L’égorgeur de Westminster Bridge. Anne Perry

« Le gentilhomme ligoté au réverbère de Westminster Bridge est vêtu très élégamment – fleur à la boutonnière, chapeau haut de forme, écharpe blanche habillée -, mais il est mort, la gorge tranchée. Qui a tué Sir Lockwood Hamilton, cet homme charmant et l’un des plus consciencieux membres du Parlement ? Avant même que l’inspecteur Thomas Pitt ne commence son enquête, l’un des collèges de Sir Lockwood rencontre lui aussi la même destinée au même endroit. Charlotte, la tendre épouse de Thomas, ne peut résister à l’envie d’aider son mari. Mais, pendant ce temps, l’égorgeur de Westminster Bridge continue son oeuvre macabre… » (10/18, 379 pages, 2001)egorgeur de westminster bridgeJamais de fin d’année sans un petit Anne Perry! C’est ma tradition. D’habitude j’en profite pour en lire un issu de la série de Noël mais j’avais envie voire besoin de Charlotte et Thomas Pitt. Alors j’ai cédé ! 🙂 L’égorgeur de Westminster Bridge est le 10ème de la série.

Thomas Pitt est appellé en pleine nuit pour constater la mort d’un parlementaire anglais, égorgé sur Wesminster Bridge par une belle nuit de printemps. Après avoir prévenu la famille et enquêté sur l’entourage et les activités de la victime, les pistes sont maigres voire inexistantes pour notre inspecteur. Heureusement, il est soutenu par son supérieur. Un deuxième meurtre vient rapidement compliqué l’enquête. En effet, il n’apporte pas d’éléments nouveaux car les deux victimes n’ont rien en commun.
De son côté, Charlotte s’intéresse de près aux évolutions sociales qui secouent l’angleterre et les femmes depuis quelques années. Après avoir obtenues le droit de ne plus être considérée comme un meuble par leur mari, les femmes militent pour le droit de vote avec à leur tête Florence Ivory.
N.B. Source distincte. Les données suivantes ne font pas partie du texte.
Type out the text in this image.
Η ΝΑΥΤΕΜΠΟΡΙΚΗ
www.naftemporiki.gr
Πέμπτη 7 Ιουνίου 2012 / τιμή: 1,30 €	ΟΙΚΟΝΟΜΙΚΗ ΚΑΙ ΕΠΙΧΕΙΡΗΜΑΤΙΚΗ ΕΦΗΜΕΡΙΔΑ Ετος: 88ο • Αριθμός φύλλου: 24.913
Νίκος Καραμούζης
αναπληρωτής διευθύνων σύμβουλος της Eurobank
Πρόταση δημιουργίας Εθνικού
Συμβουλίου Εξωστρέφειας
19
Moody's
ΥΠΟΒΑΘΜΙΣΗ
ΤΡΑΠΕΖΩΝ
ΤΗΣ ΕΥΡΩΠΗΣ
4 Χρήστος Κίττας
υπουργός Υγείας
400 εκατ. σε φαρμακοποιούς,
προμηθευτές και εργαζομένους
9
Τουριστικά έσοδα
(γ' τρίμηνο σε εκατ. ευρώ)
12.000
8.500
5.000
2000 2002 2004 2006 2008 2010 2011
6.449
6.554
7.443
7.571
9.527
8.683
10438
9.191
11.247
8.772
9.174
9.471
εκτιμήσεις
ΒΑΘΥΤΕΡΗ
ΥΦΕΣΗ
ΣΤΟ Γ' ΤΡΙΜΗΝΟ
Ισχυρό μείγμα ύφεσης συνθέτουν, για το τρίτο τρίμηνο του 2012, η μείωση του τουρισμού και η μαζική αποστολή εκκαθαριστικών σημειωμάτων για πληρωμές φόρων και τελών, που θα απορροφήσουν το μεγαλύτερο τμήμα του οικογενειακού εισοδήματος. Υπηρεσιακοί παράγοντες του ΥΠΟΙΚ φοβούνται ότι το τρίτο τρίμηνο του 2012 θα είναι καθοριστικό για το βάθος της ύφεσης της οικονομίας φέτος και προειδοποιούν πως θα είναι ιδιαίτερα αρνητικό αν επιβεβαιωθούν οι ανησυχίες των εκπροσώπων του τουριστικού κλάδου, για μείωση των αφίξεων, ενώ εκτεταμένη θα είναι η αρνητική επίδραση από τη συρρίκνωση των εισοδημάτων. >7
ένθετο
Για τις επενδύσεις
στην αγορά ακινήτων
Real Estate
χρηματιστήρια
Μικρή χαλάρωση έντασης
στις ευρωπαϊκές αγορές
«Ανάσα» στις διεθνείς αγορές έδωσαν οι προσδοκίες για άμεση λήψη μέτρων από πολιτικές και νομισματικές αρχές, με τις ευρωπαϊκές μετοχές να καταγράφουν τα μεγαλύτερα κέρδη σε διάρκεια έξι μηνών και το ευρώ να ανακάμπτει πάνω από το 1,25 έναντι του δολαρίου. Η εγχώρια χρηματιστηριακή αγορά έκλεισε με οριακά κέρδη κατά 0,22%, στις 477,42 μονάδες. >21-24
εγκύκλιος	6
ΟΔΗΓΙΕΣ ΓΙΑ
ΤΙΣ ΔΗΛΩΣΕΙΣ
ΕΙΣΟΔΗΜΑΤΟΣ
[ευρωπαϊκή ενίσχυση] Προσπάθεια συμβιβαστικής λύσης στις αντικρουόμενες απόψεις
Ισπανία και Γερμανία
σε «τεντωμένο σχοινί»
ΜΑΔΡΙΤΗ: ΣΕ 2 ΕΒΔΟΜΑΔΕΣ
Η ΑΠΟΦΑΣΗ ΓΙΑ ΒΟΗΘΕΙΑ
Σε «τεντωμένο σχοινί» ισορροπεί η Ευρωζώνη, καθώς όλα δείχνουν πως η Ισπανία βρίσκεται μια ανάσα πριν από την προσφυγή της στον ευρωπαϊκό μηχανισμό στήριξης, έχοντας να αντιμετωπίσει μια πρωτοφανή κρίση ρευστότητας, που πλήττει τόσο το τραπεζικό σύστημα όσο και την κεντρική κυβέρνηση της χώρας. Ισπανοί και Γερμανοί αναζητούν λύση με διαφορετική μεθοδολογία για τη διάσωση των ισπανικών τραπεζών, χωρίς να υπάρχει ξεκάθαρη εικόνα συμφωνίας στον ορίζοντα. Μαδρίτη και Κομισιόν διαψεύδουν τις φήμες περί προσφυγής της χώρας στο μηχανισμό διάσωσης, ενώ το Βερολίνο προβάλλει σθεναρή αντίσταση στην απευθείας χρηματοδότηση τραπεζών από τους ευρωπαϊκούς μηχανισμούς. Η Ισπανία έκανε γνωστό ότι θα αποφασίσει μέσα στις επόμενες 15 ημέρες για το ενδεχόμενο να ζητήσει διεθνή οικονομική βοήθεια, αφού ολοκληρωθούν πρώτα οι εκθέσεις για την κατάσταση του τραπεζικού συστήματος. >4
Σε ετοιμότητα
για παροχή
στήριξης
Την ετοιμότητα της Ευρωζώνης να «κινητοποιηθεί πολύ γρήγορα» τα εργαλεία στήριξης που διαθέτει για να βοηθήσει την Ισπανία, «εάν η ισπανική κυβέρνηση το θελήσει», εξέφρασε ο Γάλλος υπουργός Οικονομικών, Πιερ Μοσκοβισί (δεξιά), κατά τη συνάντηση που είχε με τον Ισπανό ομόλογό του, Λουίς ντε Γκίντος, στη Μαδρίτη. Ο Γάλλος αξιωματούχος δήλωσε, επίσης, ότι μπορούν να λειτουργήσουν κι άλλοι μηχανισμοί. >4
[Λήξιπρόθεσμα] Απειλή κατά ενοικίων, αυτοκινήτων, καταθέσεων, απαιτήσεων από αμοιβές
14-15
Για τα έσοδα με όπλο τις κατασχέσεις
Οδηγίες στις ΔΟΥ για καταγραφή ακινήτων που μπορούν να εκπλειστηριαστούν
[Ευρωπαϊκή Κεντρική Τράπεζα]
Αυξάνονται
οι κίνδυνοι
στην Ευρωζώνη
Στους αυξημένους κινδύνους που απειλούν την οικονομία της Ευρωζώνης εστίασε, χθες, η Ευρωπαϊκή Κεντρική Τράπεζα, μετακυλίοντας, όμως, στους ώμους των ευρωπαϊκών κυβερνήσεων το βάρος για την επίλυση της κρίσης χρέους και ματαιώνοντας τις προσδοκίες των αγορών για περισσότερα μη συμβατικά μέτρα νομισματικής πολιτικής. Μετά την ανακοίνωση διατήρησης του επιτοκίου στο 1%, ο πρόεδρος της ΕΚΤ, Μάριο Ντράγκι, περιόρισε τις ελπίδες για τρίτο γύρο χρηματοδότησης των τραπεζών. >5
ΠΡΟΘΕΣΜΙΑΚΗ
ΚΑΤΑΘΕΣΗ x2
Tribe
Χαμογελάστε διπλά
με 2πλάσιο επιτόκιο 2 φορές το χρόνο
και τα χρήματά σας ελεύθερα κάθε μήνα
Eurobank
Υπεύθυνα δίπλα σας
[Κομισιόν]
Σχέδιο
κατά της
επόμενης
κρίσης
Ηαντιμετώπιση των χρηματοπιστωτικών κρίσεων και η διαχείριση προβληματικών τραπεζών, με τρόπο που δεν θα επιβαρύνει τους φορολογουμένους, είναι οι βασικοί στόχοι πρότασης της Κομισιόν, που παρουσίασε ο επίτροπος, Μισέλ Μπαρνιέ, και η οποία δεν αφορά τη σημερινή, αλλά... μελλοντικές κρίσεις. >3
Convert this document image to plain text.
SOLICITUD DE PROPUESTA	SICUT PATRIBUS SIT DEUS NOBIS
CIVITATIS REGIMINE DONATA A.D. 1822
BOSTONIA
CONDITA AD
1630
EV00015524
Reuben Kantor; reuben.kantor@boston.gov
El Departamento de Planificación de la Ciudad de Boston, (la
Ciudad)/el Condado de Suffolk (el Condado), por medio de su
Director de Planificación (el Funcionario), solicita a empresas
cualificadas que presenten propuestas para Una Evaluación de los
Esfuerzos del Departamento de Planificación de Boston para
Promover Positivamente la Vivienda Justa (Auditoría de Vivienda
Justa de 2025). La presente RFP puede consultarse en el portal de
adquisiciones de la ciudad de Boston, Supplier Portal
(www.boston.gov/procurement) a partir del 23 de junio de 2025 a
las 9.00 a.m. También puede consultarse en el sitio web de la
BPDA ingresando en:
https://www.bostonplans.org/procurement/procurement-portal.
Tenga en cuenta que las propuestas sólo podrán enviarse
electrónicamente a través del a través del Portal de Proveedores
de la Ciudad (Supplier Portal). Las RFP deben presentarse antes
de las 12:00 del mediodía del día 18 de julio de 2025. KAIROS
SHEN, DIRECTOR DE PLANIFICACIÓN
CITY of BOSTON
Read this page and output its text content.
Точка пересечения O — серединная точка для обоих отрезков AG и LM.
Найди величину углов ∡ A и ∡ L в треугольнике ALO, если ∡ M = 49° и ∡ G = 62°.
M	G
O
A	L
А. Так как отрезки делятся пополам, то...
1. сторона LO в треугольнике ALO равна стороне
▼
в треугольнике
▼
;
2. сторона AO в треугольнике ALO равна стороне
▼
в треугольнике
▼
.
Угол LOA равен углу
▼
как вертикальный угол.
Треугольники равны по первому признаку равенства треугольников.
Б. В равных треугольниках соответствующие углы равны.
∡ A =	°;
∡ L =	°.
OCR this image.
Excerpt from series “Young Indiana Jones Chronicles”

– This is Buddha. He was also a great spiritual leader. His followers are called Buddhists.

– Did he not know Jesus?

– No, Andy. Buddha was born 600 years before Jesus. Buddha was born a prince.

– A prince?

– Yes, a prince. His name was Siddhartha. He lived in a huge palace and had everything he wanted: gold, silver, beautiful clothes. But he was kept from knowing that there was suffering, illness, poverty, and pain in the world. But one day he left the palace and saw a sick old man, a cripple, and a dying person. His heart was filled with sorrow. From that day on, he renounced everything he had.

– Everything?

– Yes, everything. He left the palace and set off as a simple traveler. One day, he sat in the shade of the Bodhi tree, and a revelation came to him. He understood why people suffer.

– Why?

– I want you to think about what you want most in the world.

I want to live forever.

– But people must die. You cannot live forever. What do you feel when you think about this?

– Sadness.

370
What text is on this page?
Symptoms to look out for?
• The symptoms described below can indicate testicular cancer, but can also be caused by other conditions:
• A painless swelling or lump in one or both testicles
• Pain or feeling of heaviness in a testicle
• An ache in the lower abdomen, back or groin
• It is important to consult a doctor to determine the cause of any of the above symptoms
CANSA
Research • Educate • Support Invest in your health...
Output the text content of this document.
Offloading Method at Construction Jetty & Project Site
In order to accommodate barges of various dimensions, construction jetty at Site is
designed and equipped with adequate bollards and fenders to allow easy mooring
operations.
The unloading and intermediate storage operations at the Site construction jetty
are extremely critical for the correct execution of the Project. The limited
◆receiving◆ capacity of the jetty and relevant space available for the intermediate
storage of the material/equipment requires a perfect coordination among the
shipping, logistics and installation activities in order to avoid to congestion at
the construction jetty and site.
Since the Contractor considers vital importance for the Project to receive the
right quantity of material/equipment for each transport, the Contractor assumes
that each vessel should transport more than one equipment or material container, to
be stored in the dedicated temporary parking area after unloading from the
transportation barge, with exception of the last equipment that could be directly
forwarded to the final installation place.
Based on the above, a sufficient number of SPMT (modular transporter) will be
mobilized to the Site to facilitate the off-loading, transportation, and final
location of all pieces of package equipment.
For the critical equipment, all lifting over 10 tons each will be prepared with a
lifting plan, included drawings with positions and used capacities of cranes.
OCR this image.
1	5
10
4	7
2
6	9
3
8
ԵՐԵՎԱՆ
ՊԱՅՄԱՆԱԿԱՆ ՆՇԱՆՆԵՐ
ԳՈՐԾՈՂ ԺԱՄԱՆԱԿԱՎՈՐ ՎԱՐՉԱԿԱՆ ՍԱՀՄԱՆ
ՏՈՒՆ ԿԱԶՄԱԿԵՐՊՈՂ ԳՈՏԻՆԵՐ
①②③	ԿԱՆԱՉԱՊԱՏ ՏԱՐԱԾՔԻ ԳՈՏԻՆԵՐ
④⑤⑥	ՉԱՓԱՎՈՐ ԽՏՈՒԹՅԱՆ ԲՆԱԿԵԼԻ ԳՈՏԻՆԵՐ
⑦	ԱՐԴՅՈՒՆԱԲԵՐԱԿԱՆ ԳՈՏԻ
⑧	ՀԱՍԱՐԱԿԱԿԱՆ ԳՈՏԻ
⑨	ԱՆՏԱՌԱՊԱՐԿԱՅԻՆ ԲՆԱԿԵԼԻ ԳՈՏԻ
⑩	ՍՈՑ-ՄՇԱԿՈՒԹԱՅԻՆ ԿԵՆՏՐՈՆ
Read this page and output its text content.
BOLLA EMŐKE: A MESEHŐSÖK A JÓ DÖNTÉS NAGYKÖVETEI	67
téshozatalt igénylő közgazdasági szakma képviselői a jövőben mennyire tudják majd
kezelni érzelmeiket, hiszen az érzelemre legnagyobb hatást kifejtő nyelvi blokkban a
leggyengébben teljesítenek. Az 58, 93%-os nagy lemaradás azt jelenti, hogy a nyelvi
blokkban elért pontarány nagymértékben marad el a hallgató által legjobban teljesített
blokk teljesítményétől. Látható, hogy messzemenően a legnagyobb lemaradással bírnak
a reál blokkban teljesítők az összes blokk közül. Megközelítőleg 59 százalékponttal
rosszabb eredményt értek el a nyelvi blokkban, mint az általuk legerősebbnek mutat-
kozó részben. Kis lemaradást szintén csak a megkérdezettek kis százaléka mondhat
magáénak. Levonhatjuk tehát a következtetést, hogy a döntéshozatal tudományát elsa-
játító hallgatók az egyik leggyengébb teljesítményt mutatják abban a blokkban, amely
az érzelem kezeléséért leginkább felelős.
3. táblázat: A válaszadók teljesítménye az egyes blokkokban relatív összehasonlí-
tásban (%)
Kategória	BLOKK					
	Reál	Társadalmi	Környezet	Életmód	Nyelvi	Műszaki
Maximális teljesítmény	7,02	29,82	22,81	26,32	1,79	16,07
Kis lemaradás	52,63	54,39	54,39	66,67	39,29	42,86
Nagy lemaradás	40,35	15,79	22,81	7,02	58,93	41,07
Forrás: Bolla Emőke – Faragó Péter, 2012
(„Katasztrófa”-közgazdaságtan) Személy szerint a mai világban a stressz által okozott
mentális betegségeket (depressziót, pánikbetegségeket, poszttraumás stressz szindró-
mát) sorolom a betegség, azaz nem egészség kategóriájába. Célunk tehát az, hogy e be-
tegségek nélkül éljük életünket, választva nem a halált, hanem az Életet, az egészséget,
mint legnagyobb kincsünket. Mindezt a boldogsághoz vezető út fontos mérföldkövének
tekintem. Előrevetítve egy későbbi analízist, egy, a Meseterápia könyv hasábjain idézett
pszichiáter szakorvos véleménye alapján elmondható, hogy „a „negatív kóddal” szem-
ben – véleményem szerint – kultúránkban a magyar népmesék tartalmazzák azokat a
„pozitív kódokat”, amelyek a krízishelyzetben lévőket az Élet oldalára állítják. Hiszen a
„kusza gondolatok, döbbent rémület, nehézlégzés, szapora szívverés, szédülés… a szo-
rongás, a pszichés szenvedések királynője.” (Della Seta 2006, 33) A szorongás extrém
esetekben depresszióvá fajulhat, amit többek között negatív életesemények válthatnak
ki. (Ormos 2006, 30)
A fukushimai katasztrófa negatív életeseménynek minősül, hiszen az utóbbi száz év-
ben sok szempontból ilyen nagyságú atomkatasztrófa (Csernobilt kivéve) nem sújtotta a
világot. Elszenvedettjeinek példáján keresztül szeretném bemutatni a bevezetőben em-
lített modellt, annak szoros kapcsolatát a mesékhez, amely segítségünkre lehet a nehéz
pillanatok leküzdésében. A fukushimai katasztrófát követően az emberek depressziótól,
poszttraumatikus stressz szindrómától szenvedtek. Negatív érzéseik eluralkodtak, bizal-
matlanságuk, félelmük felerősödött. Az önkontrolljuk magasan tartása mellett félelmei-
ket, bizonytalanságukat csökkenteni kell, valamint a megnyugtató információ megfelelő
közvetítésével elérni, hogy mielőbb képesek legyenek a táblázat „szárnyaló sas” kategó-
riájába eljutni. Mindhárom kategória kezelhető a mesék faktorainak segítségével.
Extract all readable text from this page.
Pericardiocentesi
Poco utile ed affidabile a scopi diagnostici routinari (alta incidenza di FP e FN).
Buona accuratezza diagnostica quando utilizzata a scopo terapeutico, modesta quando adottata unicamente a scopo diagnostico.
Ces opinions sont loin d’être bien accueillies par les politiques et la gente masculine. Les militantes sont raillées et remises à leur place.
Cette enquête va donner du fil à retordre à Thomas Pitt et l’aide de Charlotte et de Lady Vespasia ne sera pas inutile pour percer les pensées de la haute société.

J’ai davantage aimé cet opus pour les questions sociales et sociétales qui sont traitées que pour l’enquête qui piétine et qui entraîne quelques longueurs. Je ne m’attendais pas au dénouement qui arrive dans les toutes dernières pages, as usual, mais un peu trop comme un cheveu sur la soupe. Charlotte se montre téméraire voire même tête brûlée lorsqu’une cause lui tient à coeur. La place des femmes à la fin du XIXème siècle nous est décrite sans fioriture et nous rappelle qu’elle chance nous avons aujourd’hui et quel combat les femmes ont du mener pendant toutes ces années.